Lawrence Pintak, a former CBS News Middle East correspondent and now director of the Adham Center for Electronic Journalism at the American University in Cairo, has watched Al Jazeera far closer than most. He too thinks the new English channel deserves a chance."Al Jazeera journalists do not wake up every morning and ask themselves, `How can we screw the North Americans today.'

They report from an emphatically Arabic perspective, they are sensational, they use loaded language at times and they do show the kind of graphic images you don't see on North American TV," Pintak told the Star."The analogy is to Fox (News) , in that they present as clear and overt an Arabic perspective as Fox is American."But it should also be noted that they have reduced the sensationalism and rhetoric in recent years. Al Jazeera today has a much greater awareness of the need to do things in a more responsible and balanced way."

Pintak points to coverage of last summer's Israeli-Hezbollah conflict, during which Al Jazeera dropped the word "martyr" in describing civilians killed in the fighting. The decision triggered a backlash from many viewers. Pintak said Al Jazeera's shift toward more responsible journalism was all the more striking given what he called the "bizarre, frustrating and over-hyped" efforts of U.S. cable news outlets to cover the same conflict.

He singled out high-wattage celebrity correspondents Anderson Cooper and John Roberts as emblematic of a fly-in press corps staring across the border into Lebanon, woefully ill-equipped to convey a sense of the nuance on the other side."Lost in the fog of hype and self-aggrandizement on the cable segments was much of the subtle complexity of the conflict," said Pintak. "Instead, it was too often reduced to the black-hat, white-hat characterization that has guided U.S. policy toward the region."Whether AJI will attain better journalistic altitude, Pintak said, remains to be seen."They have a lot of relatively senior Western journalists and I suppose the real test will come when the shit hits the fan.

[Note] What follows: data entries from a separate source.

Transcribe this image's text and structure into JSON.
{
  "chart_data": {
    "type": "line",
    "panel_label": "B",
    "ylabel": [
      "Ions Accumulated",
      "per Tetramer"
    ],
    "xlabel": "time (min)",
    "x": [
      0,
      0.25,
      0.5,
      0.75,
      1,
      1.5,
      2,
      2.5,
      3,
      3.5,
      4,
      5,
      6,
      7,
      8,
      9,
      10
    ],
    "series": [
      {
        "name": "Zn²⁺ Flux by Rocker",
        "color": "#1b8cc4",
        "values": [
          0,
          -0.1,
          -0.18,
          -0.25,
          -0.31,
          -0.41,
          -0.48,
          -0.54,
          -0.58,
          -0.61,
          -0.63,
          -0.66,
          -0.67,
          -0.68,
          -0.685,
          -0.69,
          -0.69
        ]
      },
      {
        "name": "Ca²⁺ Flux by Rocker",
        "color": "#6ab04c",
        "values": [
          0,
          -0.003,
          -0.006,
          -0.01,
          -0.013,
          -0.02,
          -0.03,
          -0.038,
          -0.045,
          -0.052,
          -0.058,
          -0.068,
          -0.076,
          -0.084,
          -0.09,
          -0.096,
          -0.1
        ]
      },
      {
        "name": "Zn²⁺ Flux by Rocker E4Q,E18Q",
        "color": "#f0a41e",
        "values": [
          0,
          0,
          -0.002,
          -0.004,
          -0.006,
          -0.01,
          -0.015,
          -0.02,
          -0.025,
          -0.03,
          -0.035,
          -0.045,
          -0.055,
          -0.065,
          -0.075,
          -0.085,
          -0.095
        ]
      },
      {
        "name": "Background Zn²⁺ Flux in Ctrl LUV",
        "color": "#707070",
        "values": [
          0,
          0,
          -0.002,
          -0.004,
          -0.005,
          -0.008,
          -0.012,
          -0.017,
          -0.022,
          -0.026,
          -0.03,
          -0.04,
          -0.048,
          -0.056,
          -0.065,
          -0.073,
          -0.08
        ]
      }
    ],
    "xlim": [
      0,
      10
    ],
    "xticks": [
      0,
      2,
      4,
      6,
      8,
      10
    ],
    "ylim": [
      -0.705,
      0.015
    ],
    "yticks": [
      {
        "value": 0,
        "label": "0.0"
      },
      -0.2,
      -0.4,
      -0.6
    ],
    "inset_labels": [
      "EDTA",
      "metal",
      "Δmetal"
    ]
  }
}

When they step on somebody's toes in a big way, we can watch how they react and that will give us a sense of their perspective on things."

Whether Canadians will eventually be able to tune in remains to be seen as well. AJI's Oliver said the new channel's strategy is to wait until after tomorrow's launch to present an application to the Canadian Radio-television and Telecommunications Commission. But Al Jazeera headquarters is mindful of the controversial CRTC 2004 ruling that has effectively kept the Arabic flagship off Canadian airwaves.

Though technically the licence was approved, the permission came with a caveat that required carriers to monitor Al Jazeera on a time delay to prevent the dissemination of "abusive" rhetoric.The ruling balanced off objections from the Canadian Jewish Congress. "As a Canadian I am embarrassed by this ruling," said Gizbert, the London-based former ABC News correspondent who will host Listening Post, an independently produced media show. "Basically they gave Al Jazeera the Don Cherry treatment, but they did so knowing full well that no cable carrier in the country would take on a channel knowing it would have to staff there 24 hours a day monitoring in Arabic."